A new United Nations report has provided more evidence linking endocrine disrupting chemicals to the development of different cancers, obesity and diabetes.

The report State of the Science of Endocrine Disrupting Chemicals 2012 by the United Nations Environment Programme (UNEP) and the World Health Organization (WHO) says that there is a growing probability that maternal, fetal and childhood exposure to chemical substances plays a larger role in causing endocrine-related diseases and disorders.

"We present new proofs that there is a link between endocrine disrupting chemicals and common diseases," Åke Bergman, professor at Stockholm University and chief editor of the report, said in a statement.

"Endocrine illnesses are so common and increase, and we can demonstrate the link to endocrine disrupting chemicals. The rate of increase is so great that genetic causes can't be the reason why," the professor said.

In the report, the researchers show that there are several disorders which are increasing and can be linked to endocrine disrupting substances:

  • Cancer – breast cancer, endometriosis, prostate cancer, testicular cancer, and thyroid cancer increase.
  • Obesity and diabetes - these have increased over the past 40 years, especially type 2 diabetes, which has more than doubled since 1980.
  • Decreasing male sperm counts and genital malformations, which are increasing among young boys.
  • Birth defects – such as low birth weight and abrupt pregnancies - which have increased in many countries.
  • Premature breast development among young girls, a phenomenon that can lead to breast cancer.
  • Thyroid problems, which are also increasing among children in some countries and can lead to behavioural disorders.

Endocrine disrupting chemicals mainly enter the environment through industrial and urban discharges, agricultural run-off and the burning and release of waste. Human exposure can occur via the ingestion of food, dust and water, inhalation of gases and particles in the air, and skin contact with plastics and rubbers.

Known examples of endocrine disrupting chemicals include phthalates (a plastic-softener), brominated flame retardants (often used in household textile or furniture) and metals like lead and mercury.

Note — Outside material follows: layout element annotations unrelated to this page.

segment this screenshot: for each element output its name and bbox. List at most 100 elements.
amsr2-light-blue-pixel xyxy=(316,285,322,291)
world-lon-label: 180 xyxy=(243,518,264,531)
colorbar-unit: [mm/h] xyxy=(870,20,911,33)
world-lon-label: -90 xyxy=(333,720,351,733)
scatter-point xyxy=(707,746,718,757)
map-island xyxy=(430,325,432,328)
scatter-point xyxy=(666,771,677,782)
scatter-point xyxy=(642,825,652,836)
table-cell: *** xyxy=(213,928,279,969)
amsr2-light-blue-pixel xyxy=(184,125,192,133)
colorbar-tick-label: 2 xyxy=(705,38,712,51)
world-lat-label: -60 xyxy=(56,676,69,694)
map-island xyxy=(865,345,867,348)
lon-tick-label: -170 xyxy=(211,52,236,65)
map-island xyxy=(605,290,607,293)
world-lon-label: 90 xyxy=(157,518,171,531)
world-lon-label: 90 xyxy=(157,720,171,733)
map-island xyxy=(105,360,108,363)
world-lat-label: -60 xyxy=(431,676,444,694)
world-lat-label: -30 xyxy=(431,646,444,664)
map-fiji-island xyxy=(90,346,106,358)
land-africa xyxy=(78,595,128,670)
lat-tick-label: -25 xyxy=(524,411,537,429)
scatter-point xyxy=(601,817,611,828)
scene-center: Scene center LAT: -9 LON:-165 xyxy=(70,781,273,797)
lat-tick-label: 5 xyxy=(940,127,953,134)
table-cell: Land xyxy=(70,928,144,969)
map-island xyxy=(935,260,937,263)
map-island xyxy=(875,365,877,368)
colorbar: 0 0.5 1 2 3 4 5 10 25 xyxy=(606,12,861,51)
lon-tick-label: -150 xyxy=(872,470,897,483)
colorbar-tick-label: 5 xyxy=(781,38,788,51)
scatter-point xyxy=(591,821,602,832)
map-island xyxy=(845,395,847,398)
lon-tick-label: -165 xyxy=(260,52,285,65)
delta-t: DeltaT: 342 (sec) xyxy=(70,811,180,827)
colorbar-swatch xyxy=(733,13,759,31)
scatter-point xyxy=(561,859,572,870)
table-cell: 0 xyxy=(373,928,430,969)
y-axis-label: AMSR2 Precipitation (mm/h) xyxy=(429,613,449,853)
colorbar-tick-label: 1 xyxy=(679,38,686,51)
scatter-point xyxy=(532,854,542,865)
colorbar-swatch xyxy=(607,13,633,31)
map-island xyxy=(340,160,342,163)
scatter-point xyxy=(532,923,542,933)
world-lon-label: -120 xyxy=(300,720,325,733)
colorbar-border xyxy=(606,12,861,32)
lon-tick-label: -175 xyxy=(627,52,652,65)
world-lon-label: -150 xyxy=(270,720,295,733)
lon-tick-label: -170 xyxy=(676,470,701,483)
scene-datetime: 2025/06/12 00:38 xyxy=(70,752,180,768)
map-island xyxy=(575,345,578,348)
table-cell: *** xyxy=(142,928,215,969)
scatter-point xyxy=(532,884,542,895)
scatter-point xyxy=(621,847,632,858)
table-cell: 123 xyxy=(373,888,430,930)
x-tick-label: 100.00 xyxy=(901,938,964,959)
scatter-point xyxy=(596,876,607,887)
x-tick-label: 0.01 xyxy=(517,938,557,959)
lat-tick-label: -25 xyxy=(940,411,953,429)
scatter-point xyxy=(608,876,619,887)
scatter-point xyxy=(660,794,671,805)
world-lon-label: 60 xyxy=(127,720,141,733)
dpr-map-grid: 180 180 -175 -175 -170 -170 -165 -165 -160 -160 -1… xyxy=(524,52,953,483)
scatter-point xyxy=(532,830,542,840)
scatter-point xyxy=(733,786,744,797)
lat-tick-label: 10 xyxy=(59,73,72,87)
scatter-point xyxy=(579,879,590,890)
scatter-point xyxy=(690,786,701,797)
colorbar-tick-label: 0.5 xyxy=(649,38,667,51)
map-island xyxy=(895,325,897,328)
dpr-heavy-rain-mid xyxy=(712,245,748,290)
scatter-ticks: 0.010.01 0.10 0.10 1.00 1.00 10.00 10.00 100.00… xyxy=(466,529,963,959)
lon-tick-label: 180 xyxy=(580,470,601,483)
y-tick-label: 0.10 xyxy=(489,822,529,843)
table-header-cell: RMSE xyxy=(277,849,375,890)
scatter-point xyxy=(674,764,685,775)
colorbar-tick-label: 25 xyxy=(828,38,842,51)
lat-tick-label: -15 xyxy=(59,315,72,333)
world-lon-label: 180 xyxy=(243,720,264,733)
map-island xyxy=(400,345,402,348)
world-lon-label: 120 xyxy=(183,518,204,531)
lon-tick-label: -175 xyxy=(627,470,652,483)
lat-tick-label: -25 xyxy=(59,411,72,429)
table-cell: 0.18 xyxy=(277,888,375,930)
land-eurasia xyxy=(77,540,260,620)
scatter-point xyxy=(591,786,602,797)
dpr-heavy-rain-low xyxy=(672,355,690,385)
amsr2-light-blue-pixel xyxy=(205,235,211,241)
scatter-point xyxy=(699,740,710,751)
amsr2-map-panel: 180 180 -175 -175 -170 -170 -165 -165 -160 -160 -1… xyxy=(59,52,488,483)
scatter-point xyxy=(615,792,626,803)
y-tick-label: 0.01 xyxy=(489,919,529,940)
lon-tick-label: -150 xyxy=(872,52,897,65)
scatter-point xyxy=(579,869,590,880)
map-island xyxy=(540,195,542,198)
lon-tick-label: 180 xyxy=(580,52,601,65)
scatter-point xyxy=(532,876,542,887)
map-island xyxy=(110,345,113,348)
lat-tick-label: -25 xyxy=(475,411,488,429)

Some endocrine-disrupting chemicals occur naturally, while synthetic varieties can be found in pesticides, electronics, personal care products and cosmetics. They can also be found as additives or contaminants in food.

"Of greatest significance is that we now know that there are particularly vulnerable periods during fetal and postnatal life when endocrine-disrupting chemicals alone, or in mixtures, have strong and often irreversible effects on developing organs, whereas exposure of adults causes lesser or no effects," the authors write.

>> Read: EU-funded research shows mothers, children exposed to chemicals

More research needed

When it comes to testing, the authors say that known endocrine-disrupting chemicals are only the ‘tip of the iceberg’ and more comprehensive testing methods are required to identify other possible endocrine disruptors, their sources, and routes of exposure.

More scientific evidence is also needed to identify the effects of mixtures of endocrine-disrupting chemicals on humans and mainly from industrial byproducts to which humans are increasingly exposed.

Cefic, the European Chemical Industry Council, said this was exactly the problem with the new report. The paper links several effects on human to environmental exposure to chemicals, without sufficient proof of a causal relationship, they say, ignoring the role played by other factors such as lifestyle.

"The report fails to meet the standards expected for sound scientific work," said Cefic's Director General Hubert Mandery.

Cefic encourages governments and intergovernmental agencies to use consistent and objective criteria for evaluating studies and a transparent framework for evaluating the overall weight of scientific evidence.

Wake-up call for the EU

However, Sylvia Maurer, safety and environment senior policy officer at the European Consumer Organisation (BEUC), called the UNEP and WHO report a "landmark study".

According to BEUC, the report alerts policy makers to the risks associated with chemicals that can interfere with hormonal actions, and currently lack adequate safeguards.

"Every day, consumers are in contact with products that contain chemicals which have not been sufficiently tested for their safety," Maurer said. "This is a tremendous problem for our society knowing that these hazardous chemicals may be linked to the formation and increase in severe and chronic diseases such as diabetes, cancer, cardiovascular diseases and obesity."

"The authors of the study explain very clearly that current risk assessment and risk management methods give false assurances of safety. We basically underestimate the real risks of disease related to endocrine disruptors," the BEUC policy officer added.

In 2006, the European Commission adopted the REACH regulation, which requires chemical manufacturers to register 30,000 out of the 100,000 or so substances currently on the market and submit them for safety screening and subsequent authorisation.

Those that are considered to pose an unacceptable threat to human health or the environment may be phased out and eventually replaced.